Accreditation or ISO 9001 Certification?

This question periodically arises whenever certification bodies aim to enter the healthcare sector, which is quite often. Firstly, if ISO 9001 were suitable for healthcare institutions, the ISO organization would not have developed and launched the ISO 7101 standard. Therefore, even ISO itself does not consider the ISO 9001 standard to be an adequate solution for healthcare organizations. ISO 9001 is a generic standard developed for all industries.
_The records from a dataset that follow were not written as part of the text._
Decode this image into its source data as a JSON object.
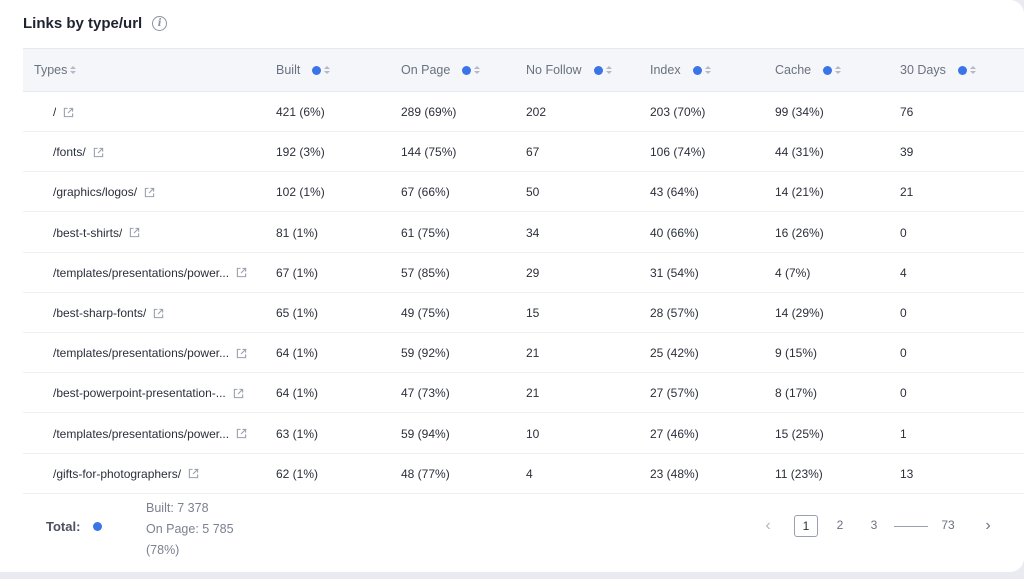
{
  "title": "Links by type/url",
  "columns": [
    {
      "label": "Types",
      "help": false
    },
    {
      "label": "Built",
      "help": true
    },
    {
      "label": "On Page",
      "help": true
    },
    {
      "label": "No Follow",
      "help": true
    },
    {
      "label": "Index",
      "help": true
    },
    {
      "label": "Cache",
      "help": true
    },
    {
      "label": "30 Days",
      "help": true
    }
  ],
  "rows": [
    {
      "url": "/",
      "built": "421 (6%)",
      "on_page": "289 (69%)",
      "no_follow": "202",
      "index": "203 (70%)",
      "cache": "99 (34%)",
      "days30": "76"
    },
    {
      "url": "/fonts/",
      "built": "192 (3%)",
      "on_page": "144 (75%)",
      "no_follow": "67",
      "index": "106 (74%)",
      "cache": "44 (31%)",
      "days30": "39"
    },
    {
      "url": "/graphics/logos/",
      "built": "102 (1%)",
      "on_page": "67 (66%)",
      "no_follow": "50",
      "index": "43 (64%)",
      "cache": "14 (21%)",
      "days30": "21"
    },
    {
      "url": "/best-t-shirts/",
      "built": "81 (1%)",
      "on_page": "61 (75%)",
      "no_follow": "34",
      "index": "40 (66%)",
      "cache": "16 (26%)",
      "days30": "0"
    },
    {
      "url": "/templates/presentations/power...",
      "built": "67 (1%)",
      "on_page": "57 (85%)",
      "no_follow": "29",
      "index": "31 (54%)",
      "cache": "4 (7%)",
      "days30": "4"
    },
    {
      "url": "/best-sharp-fonts/",
      "built": "65 (1%)",
      "on_page": "49 (75%)",
      "no_follow": "15",
      "index": "28 (57%)",
      "cache": "14 (29%)",
      "days30": "0"
    },
    {
      "url": "/templates/presentations/power...",
      "built": "64 (1%)",
      "on_page": "59 (92%)",
      "no_follow": "21",
      "index": "25 (42%)",
      "cache": "9 (15%)",
      "days30": "0"
    },
    {
      "url": "/best-powerpoint-presentation-...",
      "built": "64 (1%)",
      "on_page": "47 (73%)",
      "no_follow": "21",
      "index": "27 (57%)",
      "cache": "8 (17%)",
      "days30": "0"
    },
    {
      "url": "/templates/presentations/power...",
      "built": "63 (1%)",
      "on_page": "59 (94%)",
      "no_follow": "10",
      "index": "27 (46%)",
      "cache": "15 (25%)",
      "days30": "1"
    },
    {
      "url": "/gifts-for-photographers/",
      "built": "62 (1%)",
      "on_page": "48 (77%)",
      "no_follow": "4",
      "index": "23 (48%)",
      "cache": "11 (23%)",
      "days30": "13"
    }
  ],
  "footer": {
    "total_label": "Total:",
    "built_line": "Built: 7 378",
    "on_page_line": "On Page: 5 785",
    "on_page_pct": "(78%)"
  },
  "pagination": {
    "prev": "‹",
    "next": "›",
    "pages": [
      "1",
      "2",
      "3"
    ],
    "last": "73",
    "current": "1"
  },
  "colors": {
    "accent": "#3b74e6",
    "header_bg": "#f4f6f9",
    "background": "#e9ebf0"
  },
  "icons": [
    "info-icon",
    "help-dot-icon",
    "sort-icon",
    "external-link-icon",
    "chevron-left-icon",
    "chevron-right-icon"
  ]
}
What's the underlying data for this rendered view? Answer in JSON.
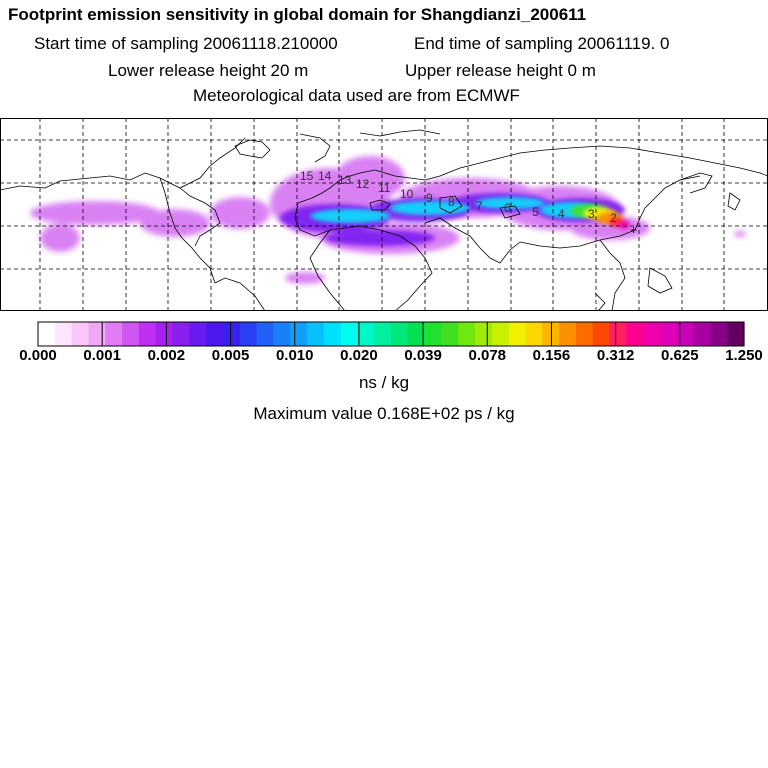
{
  "header": {
    "title": "Footprint emission sensitivity in global domain for Shangdianzi_200611",
    "start_label": "Start time of sampling 20061118.210000",
    "end_label": "End time of sampling 20061119.     0",
    "lower_height": "Lower release height   20 m",
    "upper_height": "Upper release height    0 m",
    "met_data": "Meteorological data used are from ECMWF"
  },
  "map": {
    "trajectory_labels": [
      "15",
      "14",
      "13",
      "12",
      "11",
      "10",
      "9",
      "8",
      "7",
      "6",
      "5",
      "4",
      "3",
      "2"
    ],
    "receptor_marker": "+"
  },
  "colorbar": {
    "tick_labels": [
      "0.000",
      "0.001",
      "0.002",
      "0.005",
      "0.010",
      "0.020",
      "0.039",
      "0.078",
      "0.156",
      "0.312",
      "0.625",
      "1.250"
    ],
    "colors": [
      "#ffffff",
      "#fde6fd",
      "#f9c8f9",
      "#f0a8f6",
      "#e27cf4",
      "#d056f2",
      "#c030f4",
      "#a820f0",
      "#8a20f0",
      "#6a1cf0",
      "#4c18ee",
      "#3a20f0",
      "#2a40f4",
      "#2060f8",
      "#1a80fa",
      "#10a0fc",
      "#08c0fc",
      "#00e0fc",
      "#00fcf0",
      "#00f8c8",
      "#00f0a0",
      "#00e878",
      "#00e050",
      "#20e030",
      "#40e020",
      "#70e810",
      "#a0ec08",
      "#c8f000",
      "#f0f000",
      "#fcd800",
      "#fcb400",
      "#fc9000",
      "#fc6c00",
      "#fc4800",
      "#fc2060",
      "#fc0090",
      "#f000a8",
      "#e000b8",
      "#c800b8",
      "#a800a0",
      "#880088",
      "#600060"
    ],
    "unit": "ns / kg",
    "max_text": "Maximum value  0.168E+02 ps / kg"
  },
  "chart_data": {
    "type": "heatmap",
    "title": "Footprint emission sensitivity in global domain for Shangdianzi_200611",
    "colorbar_levels": [
      0.0,
      0.001,
      0.002,
      0.005,
      0.01,
      0.02,
      0.039,
      0.078,
      0.156,
      0.312,
      0.625,
      1.25
    ],
    "colorbar_unit": "ns / kg",
    "maximum_value": "0.168E+02 ps / kg",
    "trajectory_cluster_labels": [
      "15",
      "14",
      "13",
      "12",
      "11",
      "10",
      "9",
      "8",
      "7",
      "6",
      "5",
      "4",
      "3",
      "2"
    ],
    "grid": true
  }
}
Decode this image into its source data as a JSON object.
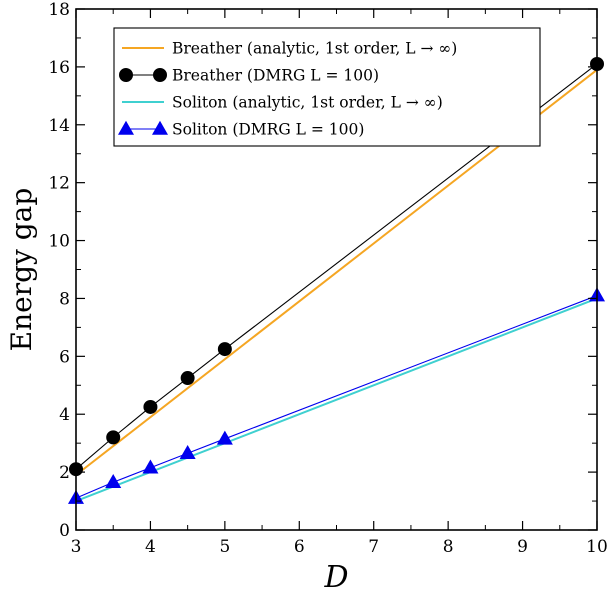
{
  "chart_data": {
    "type": "line",
    "xlabel": "D",
    "ylabel": "Energy gap",
    "xlim": [
      3,
      10
    ],
    "ylim": [
      0,
      18
    ],
    "xticks": [
      3,
      4,
      5,
      6,
      7,
      8,
      9,
      10
    ],
    "yticks": [
      0,
      2,
      4,
      6,
      8,
      10,
      12,
      14,
      16,
      18
    ],
    "grid": false,
    "legend_position": "top-center",
    "series": [
      {
        "name": "Breather (analytic, 1st order, L → ∞)",
        "style": "line",
        "color": "#f5a623",
        "x": [
          3,
          10
        ],
        "y": [
          1.9,
          15.9
        ]
      },
      {
        "name": "Breather (DMRG L = 100)",
        "style": "line-circle",
        "color": "#000000",
        "x": [
          3,
          3.5,
          4,
          4.5,
          5,
          10
        ],
        "y": [
          2.1,
          3.2,
          4.25,
          5.25,
          6.25,
          16.1
        ]
      },
      {
        "name": "Soliton (analytic, 1st order, L → ∞)",
        "style": "line",
        "color": "#3fd0d0",
        "x": [
          3,
          10
        ],
        "y": [
          1.0,
          8.0
        ]
      },
      {
        "name": "Soliton (DMRG L = 100)",
        "style": "line-triangle",
        "color": "#0000ee",
        "x": [
          3,
          3.5,
          4,
          4.5,
          5,
          10
        ],
        "y": [
          1.1,
          1.65,
          2.15,
          2.65,
          3.15,
          8.1
        ]
      }
    ]
  }
}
I can’t recall any hospital significantly improving patient safety simply because it had an ISO 9001 certificate.

The European Directive 2011/24/EU on the application of patients’ rights in cross-border healthcare, in Chapter III, Article 8, point 6c, states: “The Member State of affiliation may refuse to grant prior authorization for the following reasons: this healthcare is to be provided by a healthcare provider that raises serious and specific concerns relating to the respect of standards and guidelines on quality of care and patient safety, including provisions on supervision, whether these standards and guidelines are laid down by laws and regulations or through accreditation systems established by the Member State of treatment.

Even the European Union considers the ISO 9001 quality management system standard insufficient to prove quality of care and patient safety, explicitly mentioning terms such as quality of care, patient safety, and accreditation.
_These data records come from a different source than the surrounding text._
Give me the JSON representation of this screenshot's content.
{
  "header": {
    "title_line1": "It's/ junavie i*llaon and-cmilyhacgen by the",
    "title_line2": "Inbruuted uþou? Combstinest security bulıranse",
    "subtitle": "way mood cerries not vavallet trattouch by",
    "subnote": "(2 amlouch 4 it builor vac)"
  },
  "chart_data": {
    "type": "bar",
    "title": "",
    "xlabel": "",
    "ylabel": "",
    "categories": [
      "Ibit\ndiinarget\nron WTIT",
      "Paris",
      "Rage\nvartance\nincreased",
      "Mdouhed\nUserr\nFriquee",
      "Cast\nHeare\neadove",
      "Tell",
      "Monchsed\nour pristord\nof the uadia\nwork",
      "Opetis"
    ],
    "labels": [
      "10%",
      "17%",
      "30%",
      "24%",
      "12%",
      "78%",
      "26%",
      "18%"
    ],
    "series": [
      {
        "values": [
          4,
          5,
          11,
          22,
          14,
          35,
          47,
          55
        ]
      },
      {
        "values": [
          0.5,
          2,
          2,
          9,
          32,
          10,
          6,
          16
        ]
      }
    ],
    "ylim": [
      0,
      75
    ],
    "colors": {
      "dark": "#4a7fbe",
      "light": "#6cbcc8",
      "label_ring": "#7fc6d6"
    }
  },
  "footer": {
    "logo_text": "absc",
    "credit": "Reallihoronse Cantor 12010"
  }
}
ISO 9001 has several serious shortcomings when it comes to the healthcare sector because it does not address many crucial aspects specific to healthcare: patient safety, adverse events, near misses, critical processes such as reporting of critical and/or unexpected diagnostic results, follow-up of patients who intend to leave the healthcare organization against medical advice, process for “hand-off” communication between staff at the time of shift changes or transfers between units within the healthcare organization, central sterile and decontamination validations, surgery “time-out” and pre-operative surgical site identification, discharge of a patient from one healthcare environment to another, infection control, and preventing medication errors, to name just a few.

Comparing the ISO 9001 standard to accreditation standards is like comparing traveling first class by plane to traveling in a medieval carriage. And I’m not just referring to the AACI standard. All accreditation standards available on the market today are at a higher level than any future revision of the ISO 9001 standard will ever reach.
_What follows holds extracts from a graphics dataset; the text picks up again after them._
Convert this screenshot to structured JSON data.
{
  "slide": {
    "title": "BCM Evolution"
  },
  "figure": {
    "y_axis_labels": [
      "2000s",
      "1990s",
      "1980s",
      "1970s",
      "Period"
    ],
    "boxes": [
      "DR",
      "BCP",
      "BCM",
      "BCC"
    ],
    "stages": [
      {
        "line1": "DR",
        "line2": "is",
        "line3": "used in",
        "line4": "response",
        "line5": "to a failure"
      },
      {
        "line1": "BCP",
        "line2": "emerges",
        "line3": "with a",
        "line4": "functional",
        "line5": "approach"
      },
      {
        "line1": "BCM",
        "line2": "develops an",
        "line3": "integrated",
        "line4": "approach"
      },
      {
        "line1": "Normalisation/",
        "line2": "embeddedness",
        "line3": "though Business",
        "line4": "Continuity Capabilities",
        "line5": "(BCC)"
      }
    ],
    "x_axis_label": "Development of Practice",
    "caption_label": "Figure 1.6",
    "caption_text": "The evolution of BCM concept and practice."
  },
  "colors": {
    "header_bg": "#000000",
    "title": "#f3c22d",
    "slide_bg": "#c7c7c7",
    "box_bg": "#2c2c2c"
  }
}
Another point is the revision of standards: Accreditation standards are revised according to the guidelines of various organizations such as WHO, ISQua, or similar professional organizations. The revision of a standard can also be initiated by the accreditation body itself based on new medical findings or, for example, adverse events. For example, the AACI accreditation standard has undergone six major revisions since 2015. Guess what? ISO 9001 is still in its 2015 version. Do you know how much the world and medicine have advanced in 10 years?

The question is, can a hospital have equally good clinical indicators and outcomes with only ISO 9001 certification? Of course, it can, but not because it has ISO. It is because it has staff capable of translating ISO principles such as process approach or measurement, monitoring, and improvement into “clinical language,” which is precisely what the AACI accreditation standard does. But how many people in the world can write a clinical standard using ISO principles? I would say very few, too few.

Similarly, a hospital can have excellent outcomes even if it is not accredited. There are numerous examples of this. But such hospitals spend millions of dollars on quality and patient safety without anyone forcing them to. If your hospital is in that group, I advise you never to pursue accreditation.

Therefore, ISO 9001 is a standard for a Quality Management System, while we in accreditation talk about Quality of Care and Patient Safety. It doesn’t take much insight to see that we are discussing two different things.

NOTE: AACI is an accredited certification body according to ISO 17021-1 and issues certificates according to ISO 9001:2015.